Biology and biography

The factors behind the greater vulnerability to mental health problems during pregnancy and birth are varied. Biology and biography can play roles, say experts consulted for this article. “It’s likely that the rise in prevalence of major depressive disorder in the peripartum period is due to the complex interaction between diverse stress factors, like abuse and violence, biological factors, poverty, growing inequality, differences in access to health services, barriers to medical care and other factors that influence the support that women and girls receive during the peripartum period in different countries,” says Ferrari. According to her data, the prevalence of serious depression during the phase was highest in sub-Saharan southern Africa and southern Asia; and lowest among high-income communities in the Asia-Pacific region.

Parramon says that, “serious depression can arrive through many situations.” It can be influenced by hormones, for example. After giving birth, there is an abrupt hormonal decrease, and women with high levels of hormonal sensitivity can experience more severe symptoms after that drop, she says. That would explain, in large part, why Ferrari’s study found a spike in serious depression at the beginning of postpartum, coinciding with that hormonal decline.

In addition to all this, says Parramon, there are also psychosocial factors.
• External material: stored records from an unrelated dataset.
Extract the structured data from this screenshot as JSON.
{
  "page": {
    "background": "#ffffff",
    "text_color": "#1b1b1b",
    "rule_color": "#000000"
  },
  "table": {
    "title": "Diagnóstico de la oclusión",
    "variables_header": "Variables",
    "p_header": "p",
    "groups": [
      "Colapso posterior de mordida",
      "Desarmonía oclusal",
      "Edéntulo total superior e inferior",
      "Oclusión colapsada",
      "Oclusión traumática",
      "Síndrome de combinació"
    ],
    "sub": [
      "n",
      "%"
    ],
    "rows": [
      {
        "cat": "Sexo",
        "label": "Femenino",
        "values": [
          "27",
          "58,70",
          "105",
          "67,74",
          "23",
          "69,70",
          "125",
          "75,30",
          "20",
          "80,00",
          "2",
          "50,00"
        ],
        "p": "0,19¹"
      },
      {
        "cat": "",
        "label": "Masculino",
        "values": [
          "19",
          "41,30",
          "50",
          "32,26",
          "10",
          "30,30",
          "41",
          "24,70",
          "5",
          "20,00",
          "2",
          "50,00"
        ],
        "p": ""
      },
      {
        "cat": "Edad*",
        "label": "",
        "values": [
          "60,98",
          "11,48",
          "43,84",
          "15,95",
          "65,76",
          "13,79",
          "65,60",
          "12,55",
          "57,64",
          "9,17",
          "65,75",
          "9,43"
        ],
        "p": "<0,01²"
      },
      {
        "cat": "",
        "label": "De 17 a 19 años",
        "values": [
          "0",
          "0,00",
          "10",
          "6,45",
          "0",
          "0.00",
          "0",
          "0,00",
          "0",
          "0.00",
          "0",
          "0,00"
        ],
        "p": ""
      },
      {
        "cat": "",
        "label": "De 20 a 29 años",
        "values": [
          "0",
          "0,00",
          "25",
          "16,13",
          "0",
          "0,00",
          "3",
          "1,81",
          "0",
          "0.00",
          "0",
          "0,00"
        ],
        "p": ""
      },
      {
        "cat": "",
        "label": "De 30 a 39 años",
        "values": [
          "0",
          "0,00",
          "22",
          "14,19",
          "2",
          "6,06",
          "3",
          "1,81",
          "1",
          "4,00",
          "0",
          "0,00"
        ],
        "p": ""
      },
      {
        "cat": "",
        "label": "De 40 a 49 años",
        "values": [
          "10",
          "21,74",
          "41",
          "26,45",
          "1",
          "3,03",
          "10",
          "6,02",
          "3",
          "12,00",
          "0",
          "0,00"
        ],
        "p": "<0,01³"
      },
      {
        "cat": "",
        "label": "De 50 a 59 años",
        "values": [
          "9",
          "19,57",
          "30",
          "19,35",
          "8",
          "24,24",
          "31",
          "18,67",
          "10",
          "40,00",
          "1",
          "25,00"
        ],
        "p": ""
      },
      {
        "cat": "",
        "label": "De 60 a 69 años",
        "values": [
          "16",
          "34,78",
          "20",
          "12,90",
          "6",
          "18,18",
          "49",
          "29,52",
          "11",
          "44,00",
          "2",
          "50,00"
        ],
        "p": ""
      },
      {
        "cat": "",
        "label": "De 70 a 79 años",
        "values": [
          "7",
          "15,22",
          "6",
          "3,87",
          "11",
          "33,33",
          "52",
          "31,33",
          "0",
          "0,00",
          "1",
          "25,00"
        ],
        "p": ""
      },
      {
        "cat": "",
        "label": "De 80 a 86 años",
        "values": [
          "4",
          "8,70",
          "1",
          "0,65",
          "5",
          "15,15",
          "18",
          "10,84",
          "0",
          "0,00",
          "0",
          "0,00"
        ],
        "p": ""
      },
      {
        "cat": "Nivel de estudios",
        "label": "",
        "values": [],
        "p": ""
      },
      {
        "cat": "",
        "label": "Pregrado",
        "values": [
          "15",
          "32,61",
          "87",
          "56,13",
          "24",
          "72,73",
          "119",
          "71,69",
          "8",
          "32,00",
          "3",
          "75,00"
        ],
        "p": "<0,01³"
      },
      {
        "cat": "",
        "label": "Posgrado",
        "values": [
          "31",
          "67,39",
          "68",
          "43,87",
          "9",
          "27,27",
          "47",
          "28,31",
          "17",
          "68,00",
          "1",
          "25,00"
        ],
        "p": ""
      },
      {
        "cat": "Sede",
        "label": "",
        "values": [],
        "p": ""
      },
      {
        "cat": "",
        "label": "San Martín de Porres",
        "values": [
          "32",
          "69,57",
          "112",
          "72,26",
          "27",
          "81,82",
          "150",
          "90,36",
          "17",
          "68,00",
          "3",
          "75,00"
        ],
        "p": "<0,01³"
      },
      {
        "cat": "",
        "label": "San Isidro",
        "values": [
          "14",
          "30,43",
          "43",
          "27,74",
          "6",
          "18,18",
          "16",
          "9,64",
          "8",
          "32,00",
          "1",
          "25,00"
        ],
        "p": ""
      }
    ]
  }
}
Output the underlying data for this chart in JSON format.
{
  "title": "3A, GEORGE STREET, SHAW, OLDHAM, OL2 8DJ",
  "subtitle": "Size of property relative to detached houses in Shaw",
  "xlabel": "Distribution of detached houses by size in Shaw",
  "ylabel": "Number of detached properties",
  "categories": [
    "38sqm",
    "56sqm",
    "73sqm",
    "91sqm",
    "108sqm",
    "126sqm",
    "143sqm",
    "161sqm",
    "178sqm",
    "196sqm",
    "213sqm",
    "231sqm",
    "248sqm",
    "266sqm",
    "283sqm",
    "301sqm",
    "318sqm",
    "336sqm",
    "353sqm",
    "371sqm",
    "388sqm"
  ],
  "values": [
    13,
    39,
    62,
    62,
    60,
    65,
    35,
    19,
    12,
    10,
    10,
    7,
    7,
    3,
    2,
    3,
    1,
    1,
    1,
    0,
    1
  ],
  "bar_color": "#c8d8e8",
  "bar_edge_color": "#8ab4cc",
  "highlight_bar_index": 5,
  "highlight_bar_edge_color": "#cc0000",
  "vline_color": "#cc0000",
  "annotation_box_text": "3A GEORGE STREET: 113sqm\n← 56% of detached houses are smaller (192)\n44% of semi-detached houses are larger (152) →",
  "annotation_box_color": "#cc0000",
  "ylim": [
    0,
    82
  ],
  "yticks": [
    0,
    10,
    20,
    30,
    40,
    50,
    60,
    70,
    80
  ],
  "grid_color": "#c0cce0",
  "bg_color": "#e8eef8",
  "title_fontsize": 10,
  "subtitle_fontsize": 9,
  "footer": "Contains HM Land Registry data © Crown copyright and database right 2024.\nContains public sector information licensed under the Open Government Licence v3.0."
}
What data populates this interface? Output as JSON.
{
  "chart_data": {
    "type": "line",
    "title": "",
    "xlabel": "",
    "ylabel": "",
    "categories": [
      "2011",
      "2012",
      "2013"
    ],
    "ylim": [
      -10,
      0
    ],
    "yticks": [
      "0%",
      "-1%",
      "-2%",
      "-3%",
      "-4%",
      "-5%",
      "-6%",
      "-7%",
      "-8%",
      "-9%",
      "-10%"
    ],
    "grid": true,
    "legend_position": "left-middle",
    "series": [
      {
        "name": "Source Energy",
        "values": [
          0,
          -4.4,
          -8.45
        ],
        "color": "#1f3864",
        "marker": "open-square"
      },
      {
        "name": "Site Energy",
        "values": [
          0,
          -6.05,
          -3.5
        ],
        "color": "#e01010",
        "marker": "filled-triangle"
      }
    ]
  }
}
These include socioeconomic conditions, familial relations and the sharing of childcare responsibilities. “Contextual aspects can be an influence, as well as the expectations we have: motherhood is sometimes very demanding and it is anything but self-care. There are depressions that are derived from demands on the self to fulfill what society has told them they have to do to be good mothers.”

Invisible illness

Endocrinologist Carme Valls emphasizes in her book Mujeres invisibles para la ciencia (Invisible women to science) that postpartum depression is recognized as a condition, but that it is rendered invisible. “It’s not clear when it takes place due to lived conditions and conflictive partner relationships, from personal isolation when faced with the work at hand, endocrine disorders and nutritional deficiencies that have gone unseen, because they have not been studied either.”

The doctor emphasizes how circumstances as disparate as symptoms of anemia, coupled with a lack of domestic help and fatigue during the lactation phase — especially if care duties and household chores are not equally shared — “contribute to the feeling that some women have that they are not up to the task of caring for their children, which can contribute in part to the onset of postpartum depression.”

Not to mention the cloak of silence and lack of awareness that surrounds these conditions. When added to the weight of rigid social conventions that can characterize this time of obligatory happiness, it does little to correct myths and destigmatize these highly debilitating symptoms.